Rádio 98FM Canoinhas

Organização que gerencia Pronto Atendimento de Mafra é alvo de operação do Gaeco

Em nota, a Prefeitura de Mafra informou que mandado de busca e apreensão na UPA foi para investigar contratos em São Paulo e não envolve o município

Mafra foi um dos alvos da “Operação Duas Caras”, deflagrada pelo Grupo de Atuação Especial de Combate ao Crime Organizado (Gaeco), do Ministério Público de São Paulo, com apoio do Ministério Público de Santa Catarina.

Durante a ação, um mandado de busca e apreensão foi cumprido na Unidade de Pronto Atendimento (UPA) Padre Aldo Seidel, administrada por uma organização social investigada por envolvimento em um esquema de corrupção, fraudes em licitação e lavagem de dinheiro.

A operação teve abrangência nacional e, além de Mafra, também foram cumpridos mandados em outras três cidades de Santa Catarina: Palhoça, Itapoá e São José. Ao todo, em Santa Catarina, foram cumpridos nove mandados de busca e apreensão e um de prisão.

Em outros estados, as ações aconteceram em São Paulo, nas cidades de Catanduva, Arujá, Carapicuíba, Piracicaba, Viradouro e Bauru. No Rio de Janeiro, os alvos foram as cidades do Rio de Janeiro e Maric.
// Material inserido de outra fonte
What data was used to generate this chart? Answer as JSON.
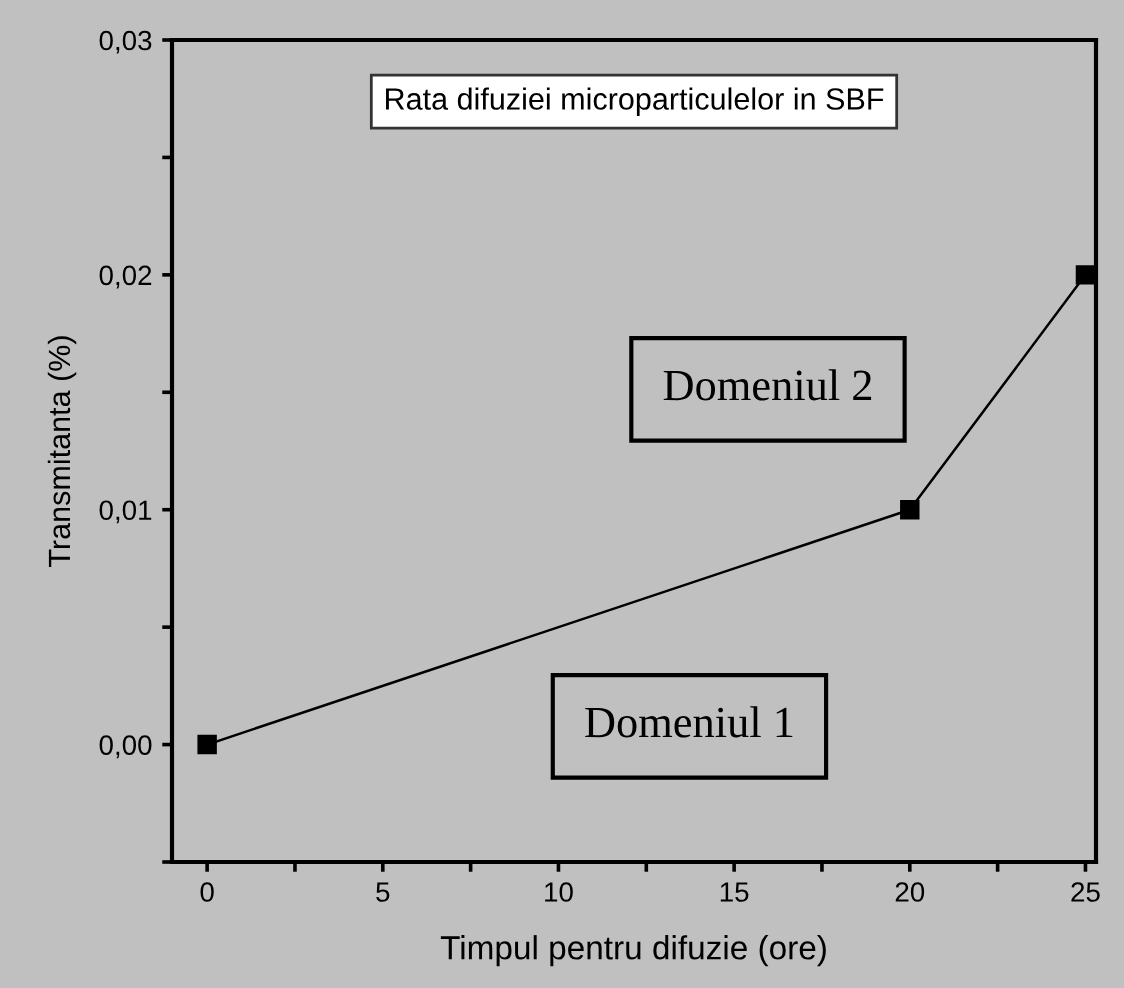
{
  "chart_data": {
    "type": "line",
    "title": "Rata difuziei microparticulelor in SBF",
    "xlabel": "Timpul pentru difuzie (ore)",
    "ylabel": "Transmitanta (%)",
    "x": [
      0,
      20,
      25
    ],
    "series": [
      {
        "color": "#000000",
        "values": [
          0.0,
          0.01,
          0.02
        ]
      }
    ],
    "marker": "square",
    "line_style": "solid",
    "grid": false,
    "legend": false,
    "xlim": [
      -1,
      25.3
    ],
    "xticks": [
      0,
      {
        "value": 2.5,
        "label": null
      },
      5,
      {
        "value": 7.5,
        "label": null
      },
      10,
      {
        "value": 12.5,
        "label": null
      },
      15,
      {
        "value": 17.5,
        "label": null
      },
      20,
      {
        "value": 22.5,
        "label": null
      },
      25
    ],
    "ylim": [
      -0.005,
      0.03
    ],
    "yticks": [
      {
        "value": -0.005,
        "label": null
      },
      {
        "value": 0,
        "label": "0,00"
      },
      {
        "value": 0.005,
        "label": null
      },
      {
        "value": 0.01,
        "label": "0,01"
      },
      {
        "value": 0.015,
        "label": null
      },
      {
        "value": 0.02,
        "label": "0,02"
      },
      {
        "value": 0.025,
        "label": null
      },
      {
        "value": 0.03,
        "label": "0,03"
      }
    ],
    "annotations": [
      "Domeniul 2",
      "Domeniul 1"
    ]
  }
}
No Espírito Santo, Alfredo Chaves foi alvo das buscas.



ENTENDA A INVESTIGAÇÃO

Segundo o Ministério Público de São Paulo, a organização mantinha contratos de gestão em diversos municípios do País e é suspeita de operar um esquema que movimentou ilegalmente mais de R$ 1,6 bilhão em recursos públicos.
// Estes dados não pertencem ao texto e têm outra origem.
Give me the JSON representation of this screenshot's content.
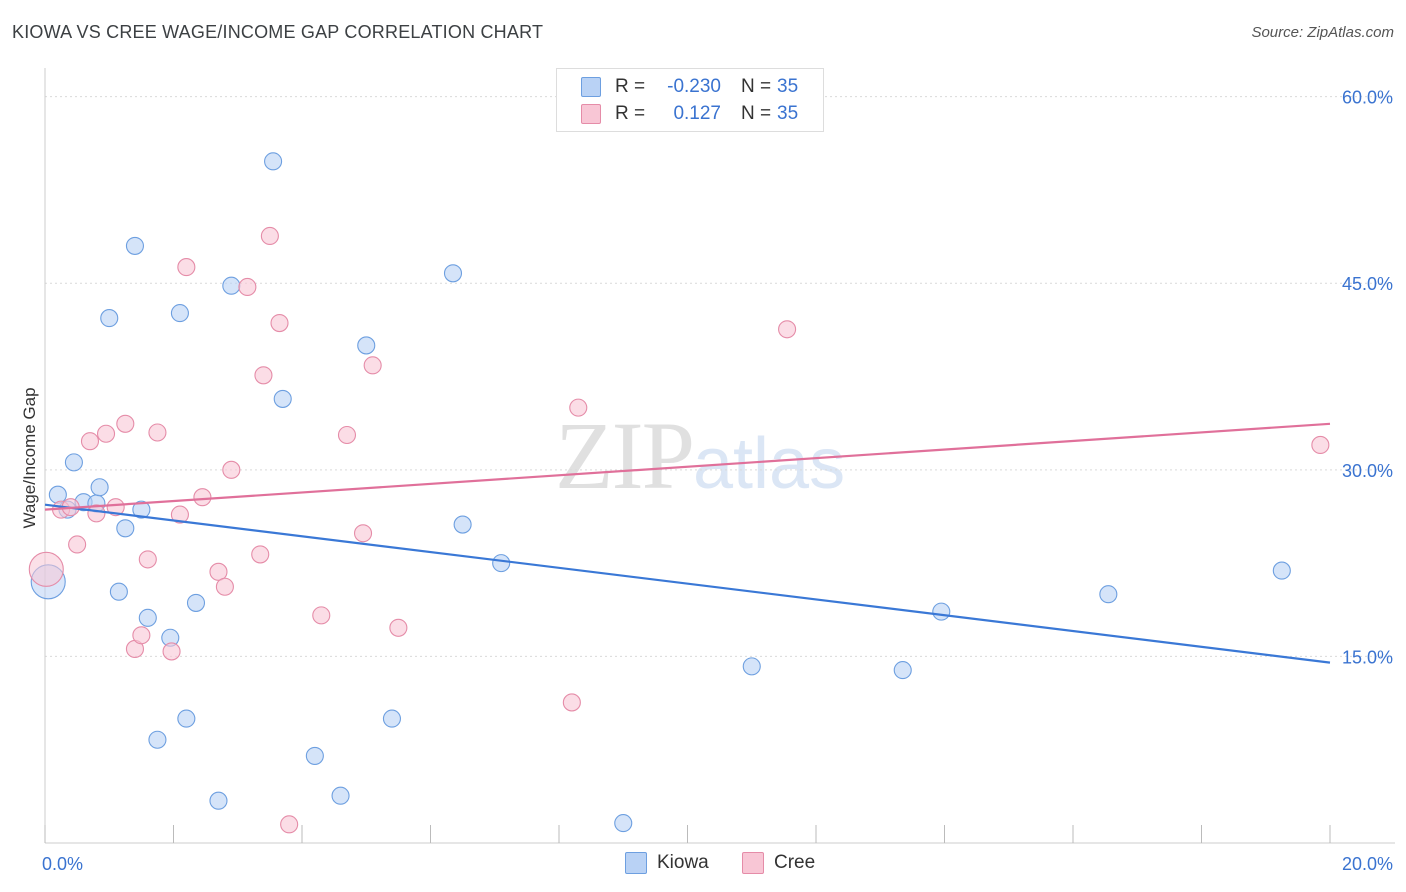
{
  "title": "KIOWA VS CREE WAGE/INCOME GAP CORRELATION CHART",
  "source": "Source: ZipAtlas.com",
  "watermark": {
    "zip": "ZIP",
    "atlas": "atlas"
  },
  "legend": {
    "rows": [
      {
        "r_label": "R =",
        "r_value": "-0.230",
        "n_label": "N =",
        "n_value": "35",
        "fill": "#b9d2f5",
        "stroke": "#6d9fe0"
      },
      {
        "r_label": "R =",
        "r_value": "0.127",
        "n_label": "N =",
        "n_value": "35",
        "fill": "#f8c6d5",
        "stroke": "#e58ca8"
      }
    ]
  },
  "bottom_legend": [
    {
      "label": "Kiowa",
      "fill": "#b9d2f5",
      "stroke": "#6d9fe0"
    },
    {
      "label": "Cree",
      "fill": "#f8c6d5",
      "stroke": "#e58ca8"
    }
  ],
  "chart_data": {
    "type": "scatter",
    "title": "KIOWA VS CREE WAGE/INCOME GAP CORRELATION CHART",
    "xlabel": "",
    "ylabel": "Wage/Income Gap",
    "xlim": [
      0,
      20
    ],
    "ylim": [
      0,
      61.5
    ],
    "x_tick_labels": [
      "0.0%",
      "20.0%"
    ],
    "y_ticks": [
      15,
      30,
      45,
      60
    ],
    "y_tick_labels": [
      "15.0%",
      "30.0%",
      "45.0%",
      "60.0%"
    ],
    "grid": true,
    "series": [
      {
        "name": "Kiowa",
        "color": "#3a78d6",
        "fill": "#b9d2f5",
        "stroke": "#6d9fe0",
        "trend": {
          "x": [
            0,
            20
          ],
          "y": [
            27.2,
            14.5
          ]
        },
        "points": [
          {
            "x": 0.05,
            "y": 21.0,
            "big": true
          },
          {
            "x": 0.2,
            "y": 28.0
          },
          {
            "x": 0.35,
            "y": 26.8
          },
          {
            "x": 0.45,
            "y": 30.6
          },
          {
            "x": 0.6,
            "y": 27.4
          },
          {
            "x": 0.8,
            "y": 27.3
          },
          {
            "x": 0.85,
            "y": 28.6
          },
          {
            "x": 1.0,
            "y": 42.2
          },
          {
            "x": 1.15,
            "y": 20.2
          },
          {
            "x": 1.25,
            "y": 25.3
          },
          {
            "x": 1.4,
            "y": 48.0
          },
          {
            "x": 1.5,
            "y": 26.8
          },
          {
            "x": 1.6,
            "y": 18.1
          },
          {
            "x": 1.75,
            "y": 8.3
          },
          {
            "x": 1.95,
            "y": 16.5
          },
          {
            "x": 2.1,
            "y": 42.6
          },
          {
            "x": 2.2,
            "y": 10.0
          },
          {
            "x": 2.35,
            "y": 19.3
          },
          {
            "x": 2.7,
            "y": 3.4
          },
          {
            "x": 2.9,
            "y": 44.8
          },
          {
            "x": 3.55,
            "y": 54.8
          },
          {
            "x": 3.7,
            "y": 35.7
          },
          {
            "x": 4.2,
            "y": 7.0
          },
          {
            "x": 4.6,
            "y": 3.8
          },
          {
            "x": 5.0,
            "y": 40.0
          },
          {
            "x": 5.4,
            "y": 10.0
          },
          {
            "x": 6.35,
            "y": 45.8
          },
          {
            "x": 6.5,
            "y": 25.6
          },
          {
            "x": 7.1,
            "y": 22.5
          },
          {
            "x": 9.0,
            "y": 1.6
          },
          {
            "x": 11.0,
            "y": 14.2
          },
          {
            "x": 13.35,
            "y": 13.9
          },
          {
            "x": 13.95,
            "y": 18.6
          },
          {
            "x": 16.55,
            "y": 20.0
          },
          {
            "x": 19.25,
            "y": 21.9
          }
        ]
      },
      {
        "name": "Cree",
        "color": "#e0709a",
        "fill": "#f8c6d5",
        "stroke": "#e58ca8",
        "trend": {
          "x": [
            0,
            20
          ],
          "y": [
            26.8,
            33.7
          ]
        },
        "points": [
          {
            "x": 0.02,
            "y": 22.0,
            "big": true
          },
          {
            "x": 0.25,
            "y": 26.8
          },
          {
            "x": 0.4,
            "y": 27.0
          },
          {
            "x": 0.5,
            "y": 24.0
          },
          {
            "x": 0.7,
            "y": 32.3
          },
          {
            "x": 0.95,
            "y": 32.9
          },
          {
            "x": 0.8,
            "y": 26.5
          },
          {
            "x": 1.1,
            "y": 27.0
          },
          {
            "x": 1.25,
            "y": 33.7
          },
          {
            "x": 1.4,
            "y": 15.6
          },
          {
            "x": 1.5,
            "y": 16.7
          },
          {
            "x": 1.6,
            "y": 22.8
          },
          {
            "x": 1.75,
            "y": 33.0
          },
          {
            "x": 1.97,
            "y": 15.4
          },
          {
            "x": 2.1,
            "y": 26.4
          },
          {
            "x": 2.2,
            "y": 46.3
          },
          {
            "x": 2.45,
            "y": 27.8
          },
          {
            "x": 2.7,
            "y": 21.8
          },
          {
            "x": 2.8,
            "y": 20.6
          },
          {
            "x": 2.9,
            "y": 30.0
          },
          {
            "x": 3.15,
            "y": 44.7
          },
          {
            "x": 3.35,
            "y": 23.2
          },
          {
            "x": 3.4,
            "y": 37.6
          },
          {
            "x": 3.5,
            "y": 48.8
          },
          {
            "x": 3.65,
            "y": 41.8
          },
          {
            "x": 3.8,
            "y": 1.5
          },
          {
            "x": 4.3,
            "y": 18.3
          },
          {
            "x": 4.7,
            "y": 32.8
          },
          {
            "x": 4.95,
            "y": 24.9
          },
          {
            "x": 5.1,
            "y": 38.4
          },
          {
            "x": 5.5,
            "y": 17.3
          },
          {
            "x": 8.2,
            "y": 11.3
          },
          {
            "x": 8.3,
            "y": 35.0
          },
          {
            "x": 11.55,
            "y": 41.3
          },
          {
            "x": 19.85,
            "y": 32.0
          }
        ]
      }
    ]
  }
}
Durante as ações, os agentes apreenderam sete aparelhos de celular, dois computadores, mais de R$ 91 mil em espécie, além de uma grande quantia em moedas estrangeiras, cujo valor ainda está sendo contabilizado. Todo material recolhido será periciado. 
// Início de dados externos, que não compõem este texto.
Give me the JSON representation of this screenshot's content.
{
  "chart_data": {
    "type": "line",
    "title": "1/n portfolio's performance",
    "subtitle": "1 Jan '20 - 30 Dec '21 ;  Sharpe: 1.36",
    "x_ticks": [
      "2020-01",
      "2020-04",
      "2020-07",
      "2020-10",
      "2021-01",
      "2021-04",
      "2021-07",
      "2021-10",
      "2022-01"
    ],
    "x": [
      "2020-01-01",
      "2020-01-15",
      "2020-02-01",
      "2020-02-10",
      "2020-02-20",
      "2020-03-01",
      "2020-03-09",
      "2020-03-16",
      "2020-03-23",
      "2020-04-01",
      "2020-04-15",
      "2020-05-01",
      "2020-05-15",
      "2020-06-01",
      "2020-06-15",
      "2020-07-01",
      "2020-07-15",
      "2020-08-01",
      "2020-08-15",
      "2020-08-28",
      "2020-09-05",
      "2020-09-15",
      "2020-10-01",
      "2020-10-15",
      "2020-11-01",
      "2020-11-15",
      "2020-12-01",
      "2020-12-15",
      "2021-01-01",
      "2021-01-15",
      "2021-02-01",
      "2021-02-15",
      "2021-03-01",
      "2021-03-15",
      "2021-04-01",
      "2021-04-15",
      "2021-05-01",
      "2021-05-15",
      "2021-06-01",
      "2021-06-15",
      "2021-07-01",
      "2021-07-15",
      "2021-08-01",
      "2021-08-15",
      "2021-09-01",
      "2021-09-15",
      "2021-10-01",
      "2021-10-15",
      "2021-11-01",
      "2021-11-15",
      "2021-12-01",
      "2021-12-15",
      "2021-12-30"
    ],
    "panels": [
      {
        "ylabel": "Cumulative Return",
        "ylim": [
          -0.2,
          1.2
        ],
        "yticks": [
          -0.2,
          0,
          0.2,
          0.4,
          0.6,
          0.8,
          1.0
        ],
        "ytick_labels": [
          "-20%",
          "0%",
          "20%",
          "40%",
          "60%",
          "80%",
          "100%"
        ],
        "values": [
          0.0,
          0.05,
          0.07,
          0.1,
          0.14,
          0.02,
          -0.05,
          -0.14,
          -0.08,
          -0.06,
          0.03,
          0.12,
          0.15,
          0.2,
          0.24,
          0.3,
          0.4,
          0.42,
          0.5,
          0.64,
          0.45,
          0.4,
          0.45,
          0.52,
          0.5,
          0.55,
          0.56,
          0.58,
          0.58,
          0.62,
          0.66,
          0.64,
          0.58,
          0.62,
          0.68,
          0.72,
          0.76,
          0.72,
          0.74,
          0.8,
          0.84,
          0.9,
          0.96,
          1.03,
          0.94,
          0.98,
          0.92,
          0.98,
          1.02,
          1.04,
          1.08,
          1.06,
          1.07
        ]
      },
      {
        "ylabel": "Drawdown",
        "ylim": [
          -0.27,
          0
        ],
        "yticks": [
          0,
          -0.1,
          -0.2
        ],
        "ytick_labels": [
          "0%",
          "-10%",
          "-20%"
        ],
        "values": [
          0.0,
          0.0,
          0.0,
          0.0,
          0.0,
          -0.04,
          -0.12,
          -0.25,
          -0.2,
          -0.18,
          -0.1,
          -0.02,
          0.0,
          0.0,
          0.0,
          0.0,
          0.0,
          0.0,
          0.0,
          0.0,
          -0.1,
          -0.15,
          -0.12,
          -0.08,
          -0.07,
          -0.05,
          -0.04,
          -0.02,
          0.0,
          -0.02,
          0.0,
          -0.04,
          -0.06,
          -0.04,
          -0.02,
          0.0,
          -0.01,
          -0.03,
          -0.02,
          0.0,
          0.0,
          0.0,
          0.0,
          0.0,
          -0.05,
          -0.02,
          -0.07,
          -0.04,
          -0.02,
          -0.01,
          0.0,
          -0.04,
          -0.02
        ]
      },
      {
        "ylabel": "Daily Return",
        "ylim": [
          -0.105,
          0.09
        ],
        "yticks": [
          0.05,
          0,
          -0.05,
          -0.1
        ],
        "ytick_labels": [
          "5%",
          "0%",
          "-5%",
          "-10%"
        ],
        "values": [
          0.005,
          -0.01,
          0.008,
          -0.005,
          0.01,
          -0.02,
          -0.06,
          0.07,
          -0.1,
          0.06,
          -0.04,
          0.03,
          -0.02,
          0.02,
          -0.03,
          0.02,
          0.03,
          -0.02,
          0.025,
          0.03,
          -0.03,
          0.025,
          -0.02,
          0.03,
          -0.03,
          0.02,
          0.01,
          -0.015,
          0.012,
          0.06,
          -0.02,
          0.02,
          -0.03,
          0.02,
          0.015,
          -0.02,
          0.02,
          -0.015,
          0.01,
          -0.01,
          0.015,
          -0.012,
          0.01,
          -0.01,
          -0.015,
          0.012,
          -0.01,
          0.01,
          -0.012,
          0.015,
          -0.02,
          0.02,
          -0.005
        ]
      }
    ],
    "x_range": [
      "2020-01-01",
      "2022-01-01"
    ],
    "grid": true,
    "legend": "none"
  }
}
A Polícia Científica de Santa Catarina prestou apoio técnico à operação, garantindo a preservação da cadeia de custódia das provas e evidências de interesse da investigação. O material apreendido pode auxiliar na comprovação de fraudes contábeis e do uso de empresas de fachada para desvio de verbas públicas. 

A investigação aponta que os gestores da organização social mantinham uma contabilidade paralela, utilizavam notas fiscais frias e superfaturadas e contratavam empresas do próprio grupo para simular despesas e desviar os recursos.

Em nota, o MPSP explicou que a escolha do nome “Duas Caras” remete ao comportamento dos envolvidos, que se apresentavam como benfeitores do sistema público de saúde enquanto agiam para obter ganhos pessoais.

Por ordem judicial, a investigação segue sob sigilo. Segundo o Ministério Público, mais detalhes poderão ser divulgados após a publicidade dos autos. 





O que diz a Prefeitura de Mafra? 

Em nota, a Prefeitura de Mafra disse que não há qualquer relação no município com os fatos investigados e que a presença do Gaeco na UPA Padre Aldo Seidel teve como objetivo apenas a verificação de documentos ligados à organização social Mahatma Gandhi, atual gestora da unidade. 

Veja a nota na íntegra:

“Nota oficial

A Prefeitura de Mafra informa que na manhã desta quinta-feira, 7, a Unidade de Pronto Atendimento (UPA) Padre Aldo Seidel recebeu visita do Grupo de Atuação Especial de Repressão ao Crime Organizado (Gaeco) para a verificação de documentos e contratos firmados com a organização social Mahatma Gandhi, atual gestora da unidade.

Esclarecemos que a instituição integra a Operação Descalabro, deflagrada pela Polícia Federal em Bebedouro, São Paulo, com foco exclusivo em investigações e desvio de recursos públicos da saúde naquele município paulista. A investigação envolve contratos da organização Mahatma Gandhi firmados especificamente com a cidade de Bebedouro. 

Não há qualquer relação da Prefeitura de Mafra, de seus servidores ou gestores com os fatos investigados. A atuação da Polícia Federal na cidade foi apenas para a coleta de informações complementares sobre a atuação da organização contratada. 

A Prefeitura de Mafra reafirma seu total compromisso com a transparência, com a boa gestão dos Recursos públicos e com a colaboração integral com os órgãos de investigação. Ressaltamos que todos os serviços da UPA seguem em funcionamento normal e que a gestão municipal segue atenta à lisura de todos os contratos e parcerias. 

A administração reforça ainda que qualquer envolvimento e irregularidades por parte de prestadores de serviço, independentemente de onde ocorram, deve ser rigorosamente apurado e punido nos termos da lei”.